Derive the equation for variation of $g$ due to height from the surface of earth.

Consider a point mass $m$ at a height $h$ above the surface of the earth as shown in figure. This body placed at point $\mathrm{P}$ from the distance $h\left(r>\mathrm{R}_{\mathrm{E}}\right)$ from the surface of earth.

Radius of earth is $\mathrm{R}_{\mathrm{E}}$.

Its distance from the centre of the earth is $r=\mathrm{R}_{\mathrm{E}}+h$

The magnitude of force on the body,

$\mathrm{F}(h) =\frac{\mathrm{GM}_{\mathrm{E}} m}{\left(\mathrm{R}_{\mathrm{E}}+h\right)^{2}}$

$\therefore \frac{\mathrm{F}(h)}{m} =\frac{\mathrm{GM}_{\mathrm{E}}}{\left(\mathrm{R}_{\mathrm{E}}+h\right)^{2}}$

$\therefore$ Acceleration due to gravity at height $h$ from the surface of earth,

$g(h)=\frac{\mathrm{GM}_{\mathrm{E}}}{\left(\mathrm{R}_{\mathrm{F}}+h\right)^{2}}$ $......(1)$

Acceleration due to gravity on the surface of earth,

$g\left(\mathrm{R}_{\mathrm{E}}\right)=\frac{\mathrm{GM}_{\mathrm{E}}}{\mathrm{R}_{\mathrm{E}}^{2}}$ $......(2)$

Taking ratio of equation $( 1 )$ and $(2)$,

$\frac{g(h)}{g\left(\mathrm{R}_{\mathrm{E}}\right)}=\frac{\mathrm{GM}_{\mathrm{E}}}{\left(\mathrm{R}_{\mathrm{E}}+h\right)^{2}} \times \frac{\mathrm{R}_{\mathrm{E}}^{2}}{\mathrm{GM}_{\mathrm{E}}}$

$\therefore g(h)=g\left(\frac{\mathrm{R}_{\mathrm{E}}^{2}}{\left(\mathrm{R}_{\mathrm{E}}+h\right)^{2}}\right)\left[\because g\left(\mathrm{R}_{\mathrm{E}}\right)=g\right]$

$\therefore g(h) =g \frac{1}{\left(1+\frac{h}{\mathrm{R}_{\mathrm{E}}}\right)^{2}}$ $......(3)$

$=g\left(1+\frac{h}{\mathrm{R}_{\mathrm{E}}}\right)^{-2}$

$\therefore g(h) =g\left(1-\frac{2 h}{\mathrm{R}_{\mathrm{E}}}\right)$ $......(4)$

( $\because$ Taking two terms in using binomial expression)
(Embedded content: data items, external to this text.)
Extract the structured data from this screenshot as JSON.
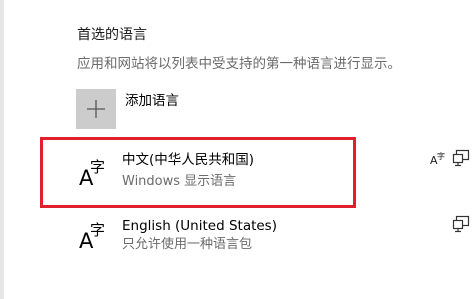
{
  "preferred_languages": {
    "title": "首选的语言",
    "description": "应用和网站将以列表中受支持的第一种语言进行显示。"
  },
  "add_language": {
    "label": "添加语言",
    "icon": "plus-icon"
  },
  "languages": [
    {
      "name": "中文(中华人民共和国)",
      "subtitle": "Windows 显示语言",
      "icon": "language-char-icon",
      "features": [
        "speech-recognition-icon",
        "display-language-icon"
      ],
      "selected": true
    },
    {
      "name": "English (United States)",
      "subtitle": "只允许使用一种语言包",
      "icon": "language-char-icon",
      "features": [
        "display-language-icon"
      ],
      "selected": false
    }
  ],
  "colors": {
    "highlight_border": "#e0202b",
    "add_button_bg": "#cccccc",
    "secondary_text": "#6b6b6b"
  }
}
Equation $(4)$ tells that for small heights $h$ above the value of $g$ decreased by a factor $\left(1-\frac{2 h}{\mathrm{R}_{\mathrm{E}}}\right)$

Equation $(3)$ can be used for any height, while

equation $(4)$ used only for $h<\mathrm{R}_{\mathrm{E}}$.